In the novel El héroe discreto (A Discreet Hero) by Peruvian writer Mario Vargas Llosa, the main character Felícito Yanaque, remembering the words of his father, "Never let anybody walk all over you, son,” discovered himself, in front of his extortionists, a man of unbending principle. Literature has often magnified these fictional characters, inspired or not by a real one, who discover an unsuspected resilience. These stories are all the more exciting because they are often unexpected.


The economy, the breeding ground for heroes?


In a recent article, entitled “From villains to heroes? the economics profession during the pandemic”, Diane Coyle, Bennett Professor of Public Policy, University of Cambridge, explains how


“The unprecedented crisis caused by the coronavirus pandemic has prompted a spontaneous collective effort by the economics profession to contribute both to the immediate policy response to the shock, and also to the debate about the character of the subsequent recovery.” 


Her essay shows us how, with much more panache than after the 2008 crisis, theorists and scientists responded in 2020 to the planetary challenge that was thrown at us. Their work, carried out with a sense of urgency, will certainly inspire us to collectively shape the global post-pandemic economy.


You, hero


But the context we are living in today must encourage us to seek, each at our own level, in our entrepreneurial context, whether we are managers or management ad interim, that is, the seed of the hero that we have inside us.
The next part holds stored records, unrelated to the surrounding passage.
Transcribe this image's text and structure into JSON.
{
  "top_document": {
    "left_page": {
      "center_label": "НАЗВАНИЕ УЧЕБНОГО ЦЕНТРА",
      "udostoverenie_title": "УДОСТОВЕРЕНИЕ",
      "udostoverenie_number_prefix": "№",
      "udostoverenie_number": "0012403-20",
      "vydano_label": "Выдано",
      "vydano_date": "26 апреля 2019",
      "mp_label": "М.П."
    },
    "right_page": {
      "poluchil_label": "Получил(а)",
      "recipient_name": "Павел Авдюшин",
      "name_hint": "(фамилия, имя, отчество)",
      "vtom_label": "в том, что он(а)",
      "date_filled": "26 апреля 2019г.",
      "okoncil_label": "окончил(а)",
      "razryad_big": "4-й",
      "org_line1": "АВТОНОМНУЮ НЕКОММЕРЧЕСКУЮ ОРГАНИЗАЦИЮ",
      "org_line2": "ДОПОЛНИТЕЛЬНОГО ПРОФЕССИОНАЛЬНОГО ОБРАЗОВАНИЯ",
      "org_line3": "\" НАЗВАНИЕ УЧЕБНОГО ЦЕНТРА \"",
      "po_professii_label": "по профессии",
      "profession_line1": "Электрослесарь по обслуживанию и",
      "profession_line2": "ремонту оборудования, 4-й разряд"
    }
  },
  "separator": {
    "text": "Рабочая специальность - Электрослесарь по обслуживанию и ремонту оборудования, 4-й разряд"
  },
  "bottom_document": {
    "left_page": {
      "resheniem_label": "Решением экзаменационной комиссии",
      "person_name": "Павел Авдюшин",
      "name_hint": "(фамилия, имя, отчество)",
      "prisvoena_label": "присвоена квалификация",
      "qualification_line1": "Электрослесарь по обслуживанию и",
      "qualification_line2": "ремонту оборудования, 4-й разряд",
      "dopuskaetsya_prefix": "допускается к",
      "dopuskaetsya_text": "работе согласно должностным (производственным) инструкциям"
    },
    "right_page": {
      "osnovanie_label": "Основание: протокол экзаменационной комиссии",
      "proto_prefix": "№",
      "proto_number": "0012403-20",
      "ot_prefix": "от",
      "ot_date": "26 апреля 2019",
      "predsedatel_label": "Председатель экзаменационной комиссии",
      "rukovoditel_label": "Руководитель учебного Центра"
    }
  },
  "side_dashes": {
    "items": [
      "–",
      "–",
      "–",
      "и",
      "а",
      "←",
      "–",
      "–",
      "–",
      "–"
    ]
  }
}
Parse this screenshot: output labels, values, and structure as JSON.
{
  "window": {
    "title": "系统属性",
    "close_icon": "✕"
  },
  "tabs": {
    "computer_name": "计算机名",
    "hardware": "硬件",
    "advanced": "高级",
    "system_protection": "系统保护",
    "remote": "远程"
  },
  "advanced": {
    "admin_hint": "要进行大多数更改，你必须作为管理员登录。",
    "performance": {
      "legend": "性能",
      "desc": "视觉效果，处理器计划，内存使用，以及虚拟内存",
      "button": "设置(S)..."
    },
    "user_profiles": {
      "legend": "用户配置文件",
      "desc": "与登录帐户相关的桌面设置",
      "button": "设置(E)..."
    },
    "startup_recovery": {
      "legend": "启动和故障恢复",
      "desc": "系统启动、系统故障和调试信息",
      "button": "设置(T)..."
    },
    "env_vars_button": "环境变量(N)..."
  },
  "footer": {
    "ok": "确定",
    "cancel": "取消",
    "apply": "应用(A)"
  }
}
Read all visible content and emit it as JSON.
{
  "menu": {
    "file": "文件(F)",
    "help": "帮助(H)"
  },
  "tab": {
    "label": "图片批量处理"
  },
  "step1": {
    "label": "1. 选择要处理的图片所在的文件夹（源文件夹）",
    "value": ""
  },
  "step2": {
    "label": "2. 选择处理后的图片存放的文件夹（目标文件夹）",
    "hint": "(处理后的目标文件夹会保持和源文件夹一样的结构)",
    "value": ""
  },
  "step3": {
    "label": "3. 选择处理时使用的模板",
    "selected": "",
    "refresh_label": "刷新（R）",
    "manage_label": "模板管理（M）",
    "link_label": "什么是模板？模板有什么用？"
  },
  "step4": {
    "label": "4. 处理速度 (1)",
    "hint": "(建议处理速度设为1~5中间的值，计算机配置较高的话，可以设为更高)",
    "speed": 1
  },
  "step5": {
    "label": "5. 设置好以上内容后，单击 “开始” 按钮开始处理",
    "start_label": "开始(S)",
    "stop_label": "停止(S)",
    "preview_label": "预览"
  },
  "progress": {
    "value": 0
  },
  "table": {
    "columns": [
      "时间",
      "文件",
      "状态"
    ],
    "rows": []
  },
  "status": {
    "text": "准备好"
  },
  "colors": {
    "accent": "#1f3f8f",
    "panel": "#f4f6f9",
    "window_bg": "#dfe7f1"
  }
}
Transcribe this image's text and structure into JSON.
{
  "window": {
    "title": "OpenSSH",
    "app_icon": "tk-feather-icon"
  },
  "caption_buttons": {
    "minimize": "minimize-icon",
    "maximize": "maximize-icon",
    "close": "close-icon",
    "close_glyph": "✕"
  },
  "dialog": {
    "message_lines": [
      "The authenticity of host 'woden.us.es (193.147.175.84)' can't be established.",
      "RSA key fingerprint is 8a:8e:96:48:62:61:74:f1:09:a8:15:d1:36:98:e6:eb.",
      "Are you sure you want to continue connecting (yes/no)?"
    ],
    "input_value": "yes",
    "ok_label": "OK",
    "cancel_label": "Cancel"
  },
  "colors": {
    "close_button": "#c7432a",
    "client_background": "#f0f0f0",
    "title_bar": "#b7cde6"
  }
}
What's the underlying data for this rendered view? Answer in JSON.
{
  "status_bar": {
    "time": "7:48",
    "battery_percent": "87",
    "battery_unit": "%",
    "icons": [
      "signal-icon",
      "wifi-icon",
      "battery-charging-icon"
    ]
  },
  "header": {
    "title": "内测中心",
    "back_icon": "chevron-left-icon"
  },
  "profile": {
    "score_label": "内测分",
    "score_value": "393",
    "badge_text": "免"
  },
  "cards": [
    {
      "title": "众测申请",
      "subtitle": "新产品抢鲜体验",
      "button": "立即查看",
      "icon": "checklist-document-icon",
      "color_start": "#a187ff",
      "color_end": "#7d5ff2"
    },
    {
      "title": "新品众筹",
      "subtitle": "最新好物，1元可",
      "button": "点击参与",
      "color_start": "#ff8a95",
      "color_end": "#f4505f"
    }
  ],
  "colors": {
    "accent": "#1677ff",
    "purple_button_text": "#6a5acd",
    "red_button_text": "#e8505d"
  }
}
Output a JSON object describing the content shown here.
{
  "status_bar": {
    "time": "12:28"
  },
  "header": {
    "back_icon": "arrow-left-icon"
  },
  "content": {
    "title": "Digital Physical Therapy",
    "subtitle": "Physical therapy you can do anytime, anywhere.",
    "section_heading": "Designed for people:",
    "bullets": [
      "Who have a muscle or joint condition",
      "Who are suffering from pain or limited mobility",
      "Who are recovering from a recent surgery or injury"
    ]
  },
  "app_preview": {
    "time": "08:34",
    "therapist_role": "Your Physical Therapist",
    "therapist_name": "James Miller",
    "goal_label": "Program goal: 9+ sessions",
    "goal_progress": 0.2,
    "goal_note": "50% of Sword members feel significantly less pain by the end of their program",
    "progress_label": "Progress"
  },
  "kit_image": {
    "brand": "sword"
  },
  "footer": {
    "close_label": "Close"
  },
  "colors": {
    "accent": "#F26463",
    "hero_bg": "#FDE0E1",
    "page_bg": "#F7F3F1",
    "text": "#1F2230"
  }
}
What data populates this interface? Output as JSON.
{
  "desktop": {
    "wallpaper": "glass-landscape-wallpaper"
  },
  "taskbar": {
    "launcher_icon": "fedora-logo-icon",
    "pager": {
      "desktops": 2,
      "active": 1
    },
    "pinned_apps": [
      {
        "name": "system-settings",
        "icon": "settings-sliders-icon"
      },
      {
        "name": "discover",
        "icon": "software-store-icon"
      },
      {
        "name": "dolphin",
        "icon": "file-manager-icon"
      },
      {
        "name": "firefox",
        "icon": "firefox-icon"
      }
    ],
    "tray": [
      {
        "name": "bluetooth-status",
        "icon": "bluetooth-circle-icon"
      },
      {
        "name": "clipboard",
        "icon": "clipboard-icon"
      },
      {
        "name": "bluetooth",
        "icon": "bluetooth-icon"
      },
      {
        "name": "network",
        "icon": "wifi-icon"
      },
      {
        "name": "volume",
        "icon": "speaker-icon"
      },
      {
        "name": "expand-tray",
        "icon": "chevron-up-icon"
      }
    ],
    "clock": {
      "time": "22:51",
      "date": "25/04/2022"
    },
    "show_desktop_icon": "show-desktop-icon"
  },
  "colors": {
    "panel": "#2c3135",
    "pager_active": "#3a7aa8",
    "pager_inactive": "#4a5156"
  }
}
Yesterday, today and tomorrow, heroes of the digital world and new technologies will help us in our daily lives to find a new creative fulfillment. Those of the green economy will put their talent at the service of our future environment, our planet. They will not all become celebrities but will be wary of ephemeral glory, the media networks and their vices. Some will prefer shade. Let us not forget those heroes in their laboratories either, the researchers who for decades have been working hard to find cures and vaccines, which allow us today to bounce back and help the economy to recover.


In this new TIP-IM that we offer you with the approach of summer, we invite you to take some time for reflection. Ask yourself how, in your own way, in your professional activities, you can contribute to help your colleagues, employees and customers to find greater satisfaction in their daily lives. Perhaps in a daring, unexpected way, by moving borders. To do this, we will also invite you to briefly dive back into your childhood memories regarding heroes. Those who made you dream and who, you will see, have remained closer to you than expected.


The heroes of tomorrow are also those who trace the path of happiness for others.